Some of the discussion in Joshua Corey's recent posts of creative writing's function as an affirmation of the self, and particularly his quote from a long and eloquent email message from the fine poet G.C. Waldrep, author of Goldbeater's Skin, regarding creative writing pedagogy, has prompted me to post this excerpt from a longer piece I have written on the teaching of creative writing. I hope that it will prove illuminating or at least interesting.
Many students attend college for no reason other than having been told that is what they should do after high school, and perhaps with the hope that they will make more money if they have a college degree. They tend to feel simultaneously resentful (“Here I am stuck in this stupid class”) and entitled (“I’m not in high school anymore, now I’m an adult”). Students often see creative writing classes as the antithesis to their other classes, in which they are forced to absorb and regurgitate all kinds of information in which they have no personal interest or investment. In a creative writing class, they can be themselves, because anything goes in a poem. (The idea that they might not yet have "selves" to "be" does not occur to them, nor does the idea that selfhood might be a process of becoming, not a fixed state of being.) Concomitantly, they also believe that poetry is too subjective to judge, because it’s all opinion and personal preference.
To acknowledge that personal preference and opinion are always factors while still maintaining that specificity, particularity of image and language, precision, concision, and avoidance of cliché are aspects of all good poetry (as sometimes needs to be pointed out, vagueness is not a style) sometimes seems beyond them, especially since they are convinced and have often been taught that if they think something then it must be true. (One great problem in American education isn’t what students don’t know, but what they know that isn’t true.) My partner has a bumper sticker on his office door that reads “Don’t believe everything you think.” It’s a caution that many might profitably take to heart.
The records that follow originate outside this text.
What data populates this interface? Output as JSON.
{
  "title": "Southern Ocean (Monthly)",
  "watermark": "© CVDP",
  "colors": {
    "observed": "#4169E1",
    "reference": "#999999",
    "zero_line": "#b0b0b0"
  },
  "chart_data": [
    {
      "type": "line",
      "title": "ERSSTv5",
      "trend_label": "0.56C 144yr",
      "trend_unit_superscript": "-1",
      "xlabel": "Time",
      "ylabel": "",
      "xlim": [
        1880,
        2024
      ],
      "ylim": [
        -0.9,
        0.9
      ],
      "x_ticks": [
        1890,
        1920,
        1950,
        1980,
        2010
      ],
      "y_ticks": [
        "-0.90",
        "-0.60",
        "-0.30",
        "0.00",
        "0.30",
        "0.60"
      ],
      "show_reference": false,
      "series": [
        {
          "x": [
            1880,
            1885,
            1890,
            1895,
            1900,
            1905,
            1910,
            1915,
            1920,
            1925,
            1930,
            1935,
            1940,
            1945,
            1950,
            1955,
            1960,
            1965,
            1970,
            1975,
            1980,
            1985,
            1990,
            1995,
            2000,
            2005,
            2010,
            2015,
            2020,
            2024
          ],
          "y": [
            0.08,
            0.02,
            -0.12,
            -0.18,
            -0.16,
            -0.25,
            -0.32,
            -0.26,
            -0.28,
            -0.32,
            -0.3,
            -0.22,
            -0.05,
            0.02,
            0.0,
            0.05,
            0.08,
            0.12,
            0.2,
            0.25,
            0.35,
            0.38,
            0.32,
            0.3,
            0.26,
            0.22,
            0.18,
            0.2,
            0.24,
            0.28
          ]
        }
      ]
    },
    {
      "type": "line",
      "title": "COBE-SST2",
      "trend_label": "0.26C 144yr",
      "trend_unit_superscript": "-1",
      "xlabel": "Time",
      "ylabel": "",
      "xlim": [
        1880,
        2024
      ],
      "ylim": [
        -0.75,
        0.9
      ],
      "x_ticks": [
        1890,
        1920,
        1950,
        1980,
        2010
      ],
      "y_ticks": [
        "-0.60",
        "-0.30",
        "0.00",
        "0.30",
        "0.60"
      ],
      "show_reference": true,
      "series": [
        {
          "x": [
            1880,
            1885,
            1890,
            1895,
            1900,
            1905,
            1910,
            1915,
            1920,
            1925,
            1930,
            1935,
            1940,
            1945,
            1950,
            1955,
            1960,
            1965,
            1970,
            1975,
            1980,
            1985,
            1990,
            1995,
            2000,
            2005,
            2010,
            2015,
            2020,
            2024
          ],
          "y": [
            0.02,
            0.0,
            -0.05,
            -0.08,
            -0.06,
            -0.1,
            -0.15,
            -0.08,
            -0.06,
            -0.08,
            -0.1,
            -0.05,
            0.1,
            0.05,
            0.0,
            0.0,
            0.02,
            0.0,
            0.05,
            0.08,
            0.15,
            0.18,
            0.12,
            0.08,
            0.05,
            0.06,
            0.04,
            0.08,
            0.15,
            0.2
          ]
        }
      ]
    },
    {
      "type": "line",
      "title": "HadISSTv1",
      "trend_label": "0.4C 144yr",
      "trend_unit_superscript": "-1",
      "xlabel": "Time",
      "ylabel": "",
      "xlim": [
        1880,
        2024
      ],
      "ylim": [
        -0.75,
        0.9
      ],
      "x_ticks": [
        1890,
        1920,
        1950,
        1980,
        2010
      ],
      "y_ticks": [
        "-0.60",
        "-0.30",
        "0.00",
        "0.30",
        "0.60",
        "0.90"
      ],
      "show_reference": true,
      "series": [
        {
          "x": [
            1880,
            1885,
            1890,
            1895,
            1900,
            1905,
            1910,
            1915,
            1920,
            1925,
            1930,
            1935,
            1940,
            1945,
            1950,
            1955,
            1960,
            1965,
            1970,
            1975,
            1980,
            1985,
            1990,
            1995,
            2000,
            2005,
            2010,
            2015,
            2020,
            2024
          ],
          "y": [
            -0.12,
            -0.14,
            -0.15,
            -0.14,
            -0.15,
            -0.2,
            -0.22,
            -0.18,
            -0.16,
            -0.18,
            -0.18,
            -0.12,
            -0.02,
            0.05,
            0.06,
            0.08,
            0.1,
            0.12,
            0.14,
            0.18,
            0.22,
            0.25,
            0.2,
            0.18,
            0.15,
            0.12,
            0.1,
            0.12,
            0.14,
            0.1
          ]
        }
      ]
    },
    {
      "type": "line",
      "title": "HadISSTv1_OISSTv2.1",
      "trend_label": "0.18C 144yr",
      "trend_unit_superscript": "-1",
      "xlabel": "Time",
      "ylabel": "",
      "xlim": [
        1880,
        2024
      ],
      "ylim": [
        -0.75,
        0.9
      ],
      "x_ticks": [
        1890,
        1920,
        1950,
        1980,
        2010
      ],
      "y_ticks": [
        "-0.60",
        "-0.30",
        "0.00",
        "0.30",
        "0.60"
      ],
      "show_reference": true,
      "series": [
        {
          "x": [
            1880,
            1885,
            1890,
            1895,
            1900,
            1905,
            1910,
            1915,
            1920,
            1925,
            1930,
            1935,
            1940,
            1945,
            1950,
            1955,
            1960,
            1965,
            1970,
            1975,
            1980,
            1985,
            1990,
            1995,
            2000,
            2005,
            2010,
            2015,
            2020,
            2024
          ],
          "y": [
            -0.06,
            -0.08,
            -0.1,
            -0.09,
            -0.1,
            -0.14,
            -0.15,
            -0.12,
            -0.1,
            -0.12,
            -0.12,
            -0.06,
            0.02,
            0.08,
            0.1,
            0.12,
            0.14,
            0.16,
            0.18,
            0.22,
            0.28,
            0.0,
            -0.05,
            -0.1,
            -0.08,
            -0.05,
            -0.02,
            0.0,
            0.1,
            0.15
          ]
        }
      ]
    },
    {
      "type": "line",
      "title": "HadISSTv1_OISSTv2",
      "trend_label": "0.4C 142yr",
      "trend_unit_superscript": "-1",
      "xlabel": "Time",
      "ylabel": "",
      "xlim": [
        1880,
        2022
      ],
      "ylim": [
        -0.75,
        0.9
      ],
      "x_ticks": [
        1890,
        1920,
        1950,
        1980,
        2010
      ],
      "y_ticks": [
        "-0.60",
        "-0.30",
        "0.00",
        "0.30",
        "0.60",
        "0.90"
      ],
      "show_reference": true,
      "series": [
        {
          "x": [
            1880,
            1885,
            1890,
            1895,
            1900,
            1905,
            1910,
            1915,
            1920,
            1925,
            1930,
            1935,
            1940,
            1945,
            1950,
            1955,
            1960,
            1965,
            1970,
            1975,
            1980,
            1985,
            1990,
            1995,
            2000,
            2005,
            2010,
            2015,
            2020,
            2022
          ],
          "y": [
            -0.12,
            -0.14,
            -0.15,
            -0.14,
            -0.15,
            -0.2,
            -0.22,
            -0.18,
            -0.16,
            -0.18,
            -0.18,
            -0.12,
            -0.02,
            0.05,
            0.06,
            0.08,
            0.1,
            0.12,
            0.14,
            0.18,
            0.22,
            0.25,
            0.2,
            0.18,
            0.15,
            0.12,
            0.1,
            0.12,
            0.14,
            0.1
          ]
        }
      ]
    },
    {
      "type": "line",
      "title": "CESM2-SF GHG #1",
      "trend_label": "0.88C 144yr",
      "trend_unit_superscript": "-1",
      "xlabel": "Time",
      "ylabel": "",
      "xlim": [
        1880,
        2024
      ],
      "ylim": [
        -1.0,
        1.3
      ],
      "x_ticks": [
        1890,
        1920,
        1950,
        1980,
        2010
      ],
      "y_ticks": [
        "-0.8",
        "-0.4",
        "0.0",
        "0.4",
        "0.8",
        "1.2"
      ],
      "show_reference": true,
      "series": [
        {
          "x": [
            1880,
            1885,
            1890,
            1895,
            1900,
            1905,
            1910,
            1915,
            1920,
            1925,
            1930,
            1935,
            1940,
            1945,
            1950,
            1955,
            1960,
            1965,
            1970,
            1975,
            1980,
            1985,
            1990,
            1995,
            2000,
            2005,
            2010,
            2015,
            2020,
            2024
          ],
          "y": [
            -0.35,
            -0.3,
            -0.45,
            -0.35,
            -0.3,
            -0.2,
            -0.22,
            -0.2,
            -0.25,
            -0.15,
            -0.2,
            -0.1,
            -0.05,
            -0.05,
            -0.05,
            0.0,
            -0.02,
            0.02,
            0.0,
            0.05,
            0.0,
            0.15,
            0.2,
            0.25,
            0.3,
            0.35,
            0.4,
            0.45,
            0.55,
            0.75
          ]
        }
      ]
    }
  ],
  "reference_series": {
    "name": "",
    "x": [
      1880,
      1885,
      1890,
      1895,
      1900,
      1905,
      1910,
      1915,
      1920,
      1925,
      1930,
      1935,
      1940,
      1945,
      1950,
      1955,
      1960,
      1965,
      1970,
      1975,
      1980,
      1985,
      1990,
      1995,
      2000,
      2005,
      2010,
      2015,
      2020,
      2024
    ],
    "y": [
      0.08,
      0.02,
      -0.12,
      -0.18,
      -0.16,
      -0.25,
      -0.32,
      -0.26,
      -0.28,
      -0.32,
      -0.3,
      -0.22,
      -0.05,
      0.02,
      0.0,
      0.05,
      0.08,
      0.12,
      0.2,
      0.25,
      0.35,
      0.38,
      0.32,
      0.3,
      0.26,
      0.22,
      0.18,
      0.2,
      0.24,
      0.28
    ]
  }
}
We live in a culture which robs people of social, political, and economic agency, making them feel as if their experience counts for nothing, while simultaneously insisting that everyone’s every passing notion and experience is of supreme importance because it happened to them. These two aspects are concomitant with one another, the second offering an imaginary (that is, an ideological) compensation for the first. Much of the boom both in creative writing programs and in slam poetry, performance poetry, stand-up poetry, and the like, has more to do with a cult of the public performance of personality (á la Oprah Winfrey and Jerry Springer), on the one hand, and with the scarcity of outlets for genuine feeling and expression in our society and an ever-increasing sense of the impotence and insignificance of the individual, on the other hand, than with an interest in poetry as an art form.
The turn to creative writing, and to versions of poetry in particular, is a way of saying “I matter” in a wholly ritualized and conventionalized format, and is wholly understandable (if somewhat misdirected) as such. But again, this has to do not with an interest in the art of poetry, but rather with a sense that poetry is a mode of personal expression unsullied by commerce or social constraints. (And of course poems are shorter and thus apparently easier to write than novels or even short stories, another aspect of their appeal in a society that seeks quick results but shuns effort.) So the recent rise in the popularity of poetry doesn’t contradict poetry’s marginality in our culture any more than does the use of the word “poetry” as an all-purpose honorific: Michael Jordan, as they say, was poetry in motion on the basketball court. I prefer to think that poetry is poetry and basketball is basketball. Indeed, it is one of the functions of art to help us see things as and for themselves.
Canonical poetry, or literary poetry, or Modernist poetry, or post-Modernist poetry, or any poetry grounded in a practice of language and of writing as such, rather than one of personal expressivity and/or identity confirmation, still isn’t much read. Rather, it is disdained as one or another variety of stiff academicism, insular, "elitist" and oppressive, as opposed to the authentic expression of slam poetry or some similar construction. In this model, “creativity” is just another commodity which anyone can procure, on credit if necessary.